Web workers for heavy computation. Anything that doesn’t need DOM access — parsing large data sets, sorting, cryptography — belongs in a web worker. It runs on its own thread, leaving the main thread free for interactions.

How It Differs From LCP and CLS

The three Core Web Vitals measure different things, and they can even compete:

  • LCP measures load speed — when the largest element is visible. A loading problem.
  • INP measures responsiveness after load — how smoothly the page reacts to input. A runtime problem.
  • CLS measures visual stability — whether content shifts unexpectedly. A layout problem.

The conflict: improving LCP by aggressively preloading lots of JavaScript can worsen INP, because more script work burdens the main thread. Good performance means looking at all three together — not optimizing one metric against another. If you want the bigger picture of rendering and indexing, you’ll find it in the overview of technical SEO.

FAQ

Since when has INP been a Core Web Vital? Since March 12, 2024. On that day INP replaced First Input Delay (FID) as the third Core Web Vital. FID no longer exists as a diagnostic metric in the official set.

What is a good INP value? An INP of 200 milliseconds or less is considered good, measured at the 75th percentile of page views. 201 to 500 ms needs improvement, above 500 ms is poor.

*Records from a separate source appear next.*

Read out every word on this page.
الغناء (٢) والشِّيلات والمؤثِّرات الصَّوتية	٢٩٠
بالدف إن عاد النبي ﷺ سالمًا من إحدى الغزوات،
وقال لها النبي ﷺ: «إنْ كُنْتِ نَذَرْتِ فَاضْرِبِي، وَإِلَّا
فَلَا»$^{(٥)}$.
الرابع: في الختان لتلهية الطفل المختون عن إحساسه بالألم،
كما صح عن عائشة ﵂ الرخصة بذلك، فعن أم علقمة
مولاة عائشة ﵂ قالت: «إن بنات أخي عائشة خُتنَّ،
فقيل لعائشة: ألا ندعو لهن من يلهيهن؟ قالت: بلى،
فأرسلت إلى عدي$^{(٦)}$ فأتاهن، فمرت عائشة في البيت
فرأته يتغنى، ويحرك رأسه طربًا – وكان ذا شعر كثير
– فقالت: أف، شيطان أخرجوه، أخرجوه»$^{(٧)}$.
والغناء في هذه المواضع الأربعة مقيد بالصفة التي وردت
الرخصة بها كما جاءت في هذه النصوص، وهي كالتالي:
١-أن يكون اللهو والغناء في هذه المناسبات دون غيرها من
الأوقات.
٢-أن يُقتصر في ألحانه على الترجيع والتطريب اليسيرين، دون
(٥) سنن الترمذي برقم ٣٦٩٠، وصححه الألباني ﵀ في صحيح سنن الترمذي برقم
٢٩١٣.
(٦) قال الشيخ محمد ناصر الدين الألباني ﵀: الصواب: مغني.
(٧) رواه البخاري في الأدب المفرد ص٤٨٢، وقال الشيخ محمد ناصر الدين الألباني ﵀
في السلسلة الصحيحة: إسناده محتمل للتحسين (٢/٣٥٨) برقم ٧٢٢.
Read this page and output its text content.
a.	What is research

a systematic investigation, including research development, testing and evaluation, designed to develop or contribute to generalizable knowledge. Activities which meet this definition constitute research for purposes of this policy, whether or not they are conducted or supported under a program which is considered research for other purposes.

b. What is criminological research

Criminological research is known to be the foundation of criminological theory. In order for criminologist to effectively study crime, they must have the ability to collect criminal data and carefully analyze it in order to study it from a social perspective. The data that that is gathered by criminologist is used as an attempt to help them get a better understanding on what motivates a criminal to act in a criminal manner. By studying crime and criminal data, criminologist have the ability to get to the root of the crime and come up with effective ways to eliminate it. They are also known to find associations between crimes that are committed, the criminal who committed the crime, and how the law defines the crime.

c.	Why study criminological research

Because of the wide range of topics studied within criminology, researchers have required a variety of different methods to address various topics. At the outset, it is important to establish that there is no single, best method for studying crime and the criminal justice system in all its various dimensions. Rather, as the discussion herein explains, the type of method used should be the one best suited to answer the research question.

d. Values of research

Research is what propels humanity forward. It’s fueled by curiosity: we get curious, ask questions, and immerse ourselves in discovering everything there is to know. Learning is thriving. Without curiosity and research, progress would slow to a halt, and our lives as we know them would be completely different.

Why is INP stricter than FID? FID measured only the input delay of the very first interaction. INP measures all interactions across the whole page lifecycle and also includes processing and rendering time. A single slow button now stands out.

What is the most common cause of poor INP? Long JavaScript tasks that block the main thread. As long as a task runs, no event handler can start and no frame can be painted — every click in that window becomes slow.

Does scheduler.yield() really help? Yes. scheduler.yield() hands control back to the browser in between so waiting interactions get their turn, then resumes your task with priority. Where it isn’t available yet, splitting via setTimeout or web workers helps.